# app.py
import time
import os
import gradio as gr
import torch
from transformers import AutoTokenizer, AutoModelForCausalLM, StoppingCriteriaList, StoppingCriteria

MODEL_NAME = "Rapnss/VIA-01"  # your HF repo

# Configs you can tune
DEFAULT_MAX_NEW_TOKENS = 64   # keep low to meet latency targets
MAX_PROMPT_TOKENS = 512       # truncate long prompts
TEMPERATURE = 0.3
TOP_P = 0.9
DO_SAMPLE = False             # deterministic and usually faster than sampling
NUM_BEAMS = 1                 # beam=1 is fastest
WARMUP_PROMPT = "Hello."      # used to warm model after loading

# Try to load tokenizer / model in quantized mode (4-bit) if bitsandbytes available
print("Loading tokenizer & model...")

tokenizer = AutoTokenizer.from_pretrained(MODEL_NAME, use_fast=True)

model = None
device = "cpu"
try:
    # If CUDA is available and bitsandbytes exists, load 4-bit
    if torch.cuda.is_available():
        device = "cuda"
        print("CUDA available — attempting 4-bit load with bitsandbytes...")
        model = AutoModelForCausalLM.from_pretrained(
            MODEL_NAME,
            load_in_4bit=True,
            device_map="auto",
            torch_dtype=torch.float16,
            trust_remote_code=True,   # some user repos need it
            bnb_4bit_compute_dtype=torch.float16,
            bnb_4bit_use_double_quant=True,
        )
    else:
        raise RuntimeError("CUDA not available; load fallback")
except Exception as e:
    print("4-bit load failed or not available:", e)
    print("Falling back to fp16/cpu (best-effort).")
    # fallback: try fp16 on GPU or float32 on CPU
    if torch.cuda.is_available():
        device = "cuda"
        model = AutoModelForCausalLM.from_pretrained(
            MODEL_NAME,
            torch_dtype=torch.float16,
            device_map="auto",
            trust_remote_code=True,
        )
    else:
        device = "cpu"
        model = AutoModelForCausalLM.from_pretrained(
            MODEL_NAME,
            torch_dtype=torch.float32,
            device_map={"": "cpu"},
            trust_remote_code=True,
        )

# Put model to eval & optionally compile
model.eval()

# Optional: try torch.compile for small speedups (PyTorch 2.x only, may increase startup)
try:
    if torch.__version__.startswith("2"):
        print("Attempting torch.compile(model) for runtime speedups...")
        model = torch.compile(model)
except Exception as e:
    print("torch.compile not used:", e)

print(f"Model loaded on {device}")

# Utility: fast tokenize + move to proper device
def prepare_inputs(prompt_text):
    # Truncate long prompts to limit total tokens on generation
    inputs = tokenizer(
        prompt_text,
        return_tensors="pt",
        truncation=True,
        max_length=MAX_PROMPT_TOKENS,
        padding=False,
    )
    if device == "cuda":
        inputs = {k: v.cuda() for k, v in inputs.items()}
    return inputs

# Optional: short stopping criteria example (stop on newline double)
class StopOnDoubleNewline(StoppingCriteria):
    def __call__(self, input_ids, scores, **kwargs):
        # stop when last two tokens are newline + newline (customize as needed)
        if input_ids.shape[-1] >= 2:
            if input_ids[0, -2].item() == tokenizer.eos_token_id or input_ids[0, -1].item() == tokenizer.eos_token_id:
                return True
        return False

stop_criteria = StoppingCriteriaList([StopOnDoubleNewline()])

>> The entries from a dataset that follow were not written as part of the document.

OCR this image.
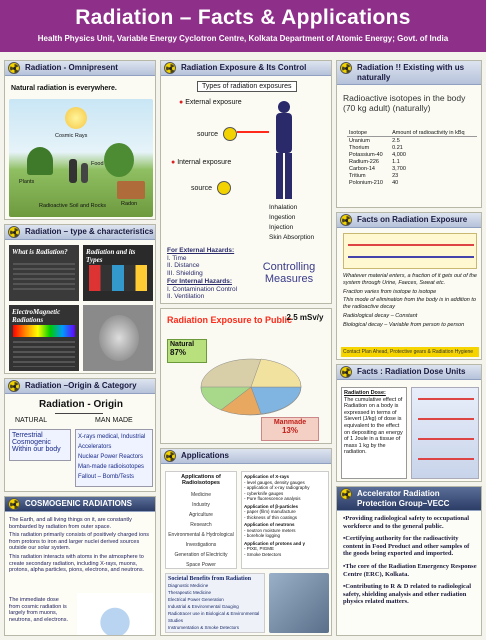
Radiation – Facts & Applications
Health Physics Unit, Variable Energy Cyclotron Centre, Kolkata Department of Atomic Energy; Govt. of India
Radiation - Omnipresent
Natural radiation is everywhere.
Cosmic Rays
Plants
Food
Radon
Radioactive Soil and Rocks
Radiation – type & characteristics
What is Radiation?	Radiation and its Types
ElectroMagnetic Radiations
Radiation –Origin & Category
Radiation - Origin
NATURAL	MAN MADE
Terrestrial
Cosmogenic
Within our body
X-rays medical, Industrial
Accelerators
Nuclear Power Reactors
Man-made radioisotopes
Fallout – Bomb/Tests
COSMOGENIC RADIATIONS

The Earth, and all living things on it, are constantly bombarded by radiation from outer space.

This radiation primarily consists of positively charged ions from protons to iron and larger nuclei derived sources outside our solar system.

This radiation interacts with atoms in the atmosphere to create secondary radiation, including X-rays, muons, protons, alpha particles, pions, electrons, and neutrons.

The immediate dose from cosmic radiation is largely from muons, neutrons, and electrons.
Radiation Exposure & Its Control
Types of radiation exposures
● External exposure
source
● Internal exposure
source
Inhalation
Ingestion
Injection
Skin Absorption
For External Hazards:
I. Time
II. Distance
III. Shielding
For Internal Hazards:
I. Contamination Control
II. Ventilation
Controlling
Measures
Radiation Exposure to Public
2.5 mSv/y
Natural
87%
Manmade
13%
Applications
Applications of Radioisotopes
Medicine
Industry
Agriculture
Research
Environmental & Hydrological Investigations
Generation of Electricity
Space Power
Application of X-rays
- level gauges, density gauges
- application of x-ray radiography
- cyberknife gauges
- Pure fluorescence analysis
Application of β-particles
- paper (film) manufacture
- thickness of thin coatings
Application of neutrons
- neutron moisture meters
- borehole logging
Application of protons and γ
- PIXE, PIGME
- Smoke Detectors
Societal Benefits from Radiation
Diagnostic Medicine
Therapeutic Medicine
Electrical Power Generation
Industrial & Environmental Gauging
Radiotracer use in Biological & Environmental Studies
Instrumentation & Smoke Detectors
Radiation !! Existing with us naturally
Radioactive isotopes in the body (70 kg adult) (naturally)
Isotope	Amount of radioactivity in kBq
Uranium	2.5
Thorium	0.21
Potassium-40	4,000
Radium-226	1.1
Carbon-14	3,700
Tritium	23
Polonium-210	40
Facts on Radiation Exposure
Whatever material enters, a fraction of it gets out of the system through Urine, Faeces, Sweat etc.
Fraction varies from isotope to isotope
This mode of elimination from the body is in addition to the radioactive decay
Radiological decay – Constant
Biological decay – Variable from person to person
Contact Plan Ahead, Protective gears & Radiation Hygiene
Facts : Radiation Dose Units
Radiation Dose:
The cumulative effect of Radiation on a body is expressed in terms of Sievert (J/kg) of dose is equivalent to the effect on depositing an energy of 1 Joule in a tissue of mass 1 kg by the radiation.
Accelerator Radiation Protection Group–VECC

•Providing radiological safety to occupational workforce and to the general public.

•Certifying authority for the radioactivity content in Food Product and other samples of the goods being exported and imported.

•The core of the Radiation Emergency Response Centre (ERC), Kolkata.

•Contributing to R & D related to radiological safety, shielding analysis and other radiation physics related matters.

# Warm-up function (to run a single tiny generation so the model caches kernels)
def warm_up_model():
    try:
        prompt = WARMUP_PROMPT
        inputs = prepare_inputs(prompt)
        with torch.inference_mode():
            model.generate(
                **inputs,
                max_new_tokens=8,
                do_sample=False,
                use_cache=True,
            )
        print("Warmup complete.")
    except Exception as e:
        print("Warmup failed:", e)

# Warm up once at startup to reduce first-request latency
warm_up_model()

# The actual chat function used by Gradio
def chat_fn(prompt: str, max_new_tokens: int = DEFAULT_MAX_NEW_TOKENS, temperature: float = TEMPERATURE):
    t0 = time.time()
    prompt = prompt.strip()
    if not prompt:
        return "Please enter a prompt."

    # safety: clamp max_new_tokens to avoid huge generations
    max_new_tokens = int(max(1, min(max_new_tokens, 256)))

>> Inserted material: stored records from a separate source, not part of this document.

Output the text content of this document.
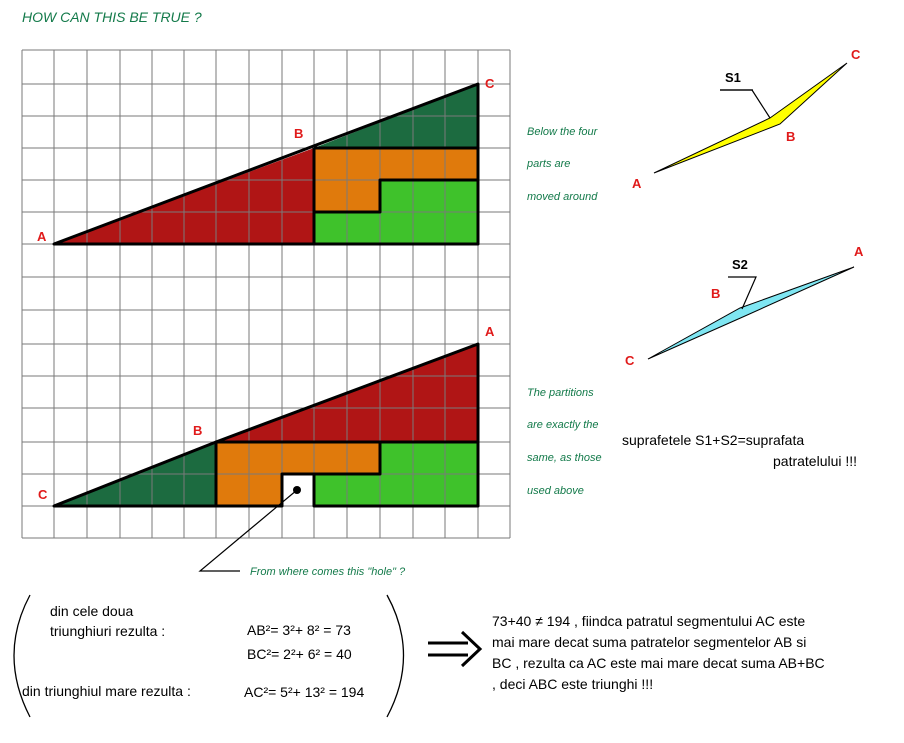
HOW CAN THIS BE TRUE ?
A
B
C
A
B
C
Below the four
parts are
moved around
The partitions
are exactly the
same, as those
used above
From where comes this "hole" ?
S1
A
B
C
S2
A
B
C
suprafetele S1+S2=suprafata
patratelului !!!
din cele doua
triunghiuri rezulta :	AB²= 3²+ 8² = 73
BC²= 2²+ 6² = 40
din triunghiul mare rezulta :	AC²= 5²+ 13² = 194
73+40 ≠ 194 , fiindca patratul segmentului AC este
mai mare decat suma patratelor segmentelor AB si
BC , rezulta ca AC este mai mare decat suma AB+BC
, deci ABC este triunghi !!!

    inputs = prepare_inputs(prompt)

    # Generation arguments tuned for speed
    gen_kwargs = dict(
        **inputs,
        max_new_tokens=max_new_tokens,
        temperature=float(temperature),
        top_p=float(TOP_P),
        do_sample=DO_SAMPLE,
        num_beams=NUM_BEAMS,
        eos_token_id=tokenizer.eos_token_id if tokenizer.eos_token_id is not None else tokenizer.sep_token_id,
        pad_token_id=tokenizer.pad_token_id if tokenizer.pad_token_id is not None else tokenizer.eos_token_id,
        use_cache=True,
        early_stopping=True,
        # stopping_criteria=stop_criteria,  # enable if you want custom stopping
    )

    # Inference context to reduce overhead
    with torch.inference_mode():
        outputs = model.generate(**gen_kwargs)

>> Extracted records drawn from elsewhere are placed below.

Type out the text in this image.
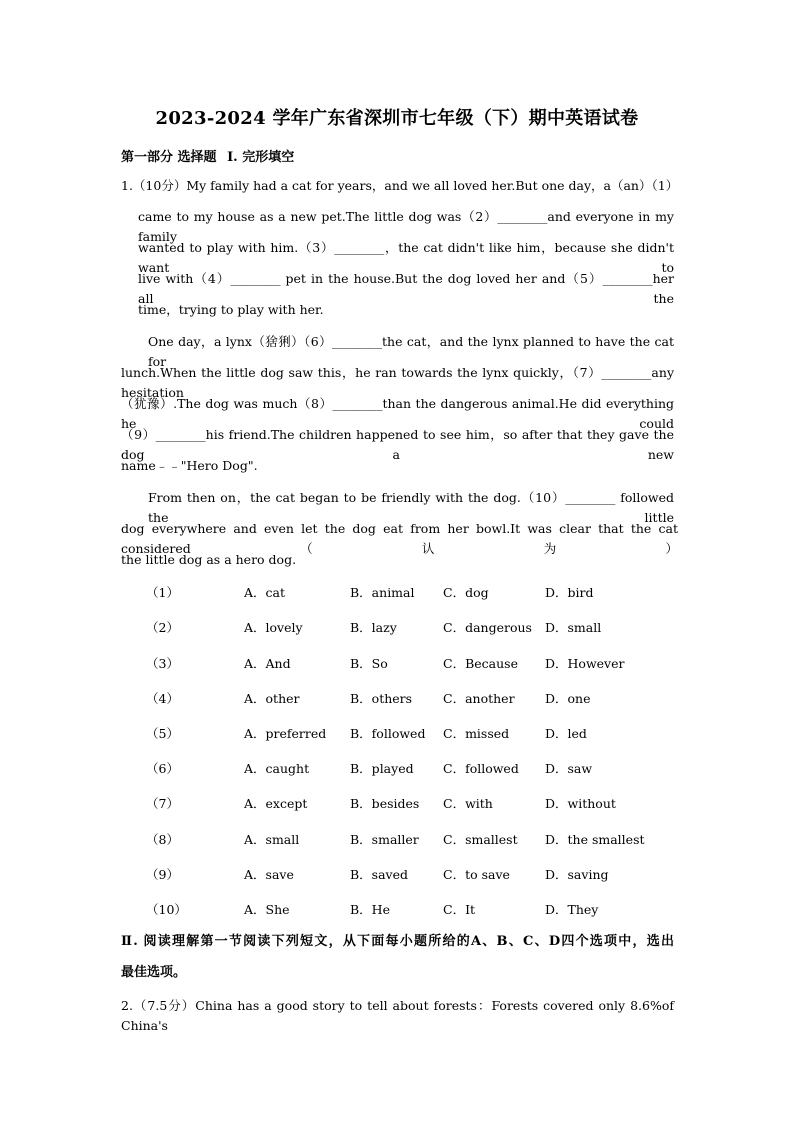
2023-2024 学年广东省深圳市七年级（下）期中英语试卷
第一部分 选择题 Ⅰ. 完形填空
1.（10分）My family had a cat for years，and we all loved her.But one day，a（an）（1）
came to my house as a new pet.The little dog was（2）________and everyone in my family
wanted to play with him.（3）________，the cat didn't like him，because she didn't want to
live with（4）________ pet in the house.But the dog loved her and（5）________her all the
time，trying to play with her.
One day，a lynx（猞猁）（6）________the cat，and the lynx planned to have the cat for
lunch.When the little dog saw this，he ran towards the lynx quickly，（7）________any hesitation
（犹豫）.The dog was much（8）________than the dangerous animal.He did everything he could
（9）________his friend.The children happened to see him，so after that they gave the dog a new
name﹣﹣"Hero Dog".
From then on，the cat began to be friendly with the dog.（10）________ followed the little
dog everywhere and even let the dog eat from her bowl.It was clear that the cat considered（认为）
the little dog as a hero dog.
（1）	A．cat	B．animal C．dog	D．bird
（2）	A．lovely	B．lazy	C．dangerous D．small
（3）	A．And	B．So	C．Because D．However
（4）	A．other	B．others C．another D．one
（5）	A．preferred B．followed C．missed	D．led
（6）	A．caught	B．played C．followed D．saw
（7）	A．except	B．besides C．with	D．without
（8）	A．small	B．smaller C．smallest D．the smallest
（9）	A．save	B．saved	C．to save	D．saving
（10）	A．She	B．He	C．It	D．They
Ⅱ. 阅读理解第一节阅读下列短文，从下面每小题所给的A、B、C、D四个选项中，选出
最佳选项。
2.（7.5分）China has a good story to tell about forests：Forests covered only 8.6%of China's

    response = tokenizer.decode(outputs[0], skip_special_tokens=True)
    latency = time.time() - t0
    # Return response and latency for debugging
    return f"{response}\n\n---\nLatency: {latency:.2f}s  (max_new_tokens={max_new_tokens}, device={device})"

# Gradio UI
with gr.Blocks() as demo:
    gr.Markdown("# Rapnss VIA-01")
    with gr.Row():
        txt = gr.Textbox(lines=3, placeholder="Ask VIA-01 something...", label="Prompt")
    with gr.Row():
        max_tokens = gr.Slider(16, 256, value=DEFAULT_MAX_NEW_TOKENS, step=16, label="Max new tokens")
        temp = gr.Slider(0.0, 1.0, value=TEMPERATURE, step=0.05, label="Temperature")
    out = gr.Textbox(label="VIA-01 Response", lines=12)
    submit = gr.Button("Generate")
    submit.click(fn=chat_fn, inputs=[txt, max_tokens, temp], outputs=out)

if __name__ == "__main__":
    demo.launch(share=False, server_name="0.0.0.0", server_port=int(os.environ.get("PORT", 7860)))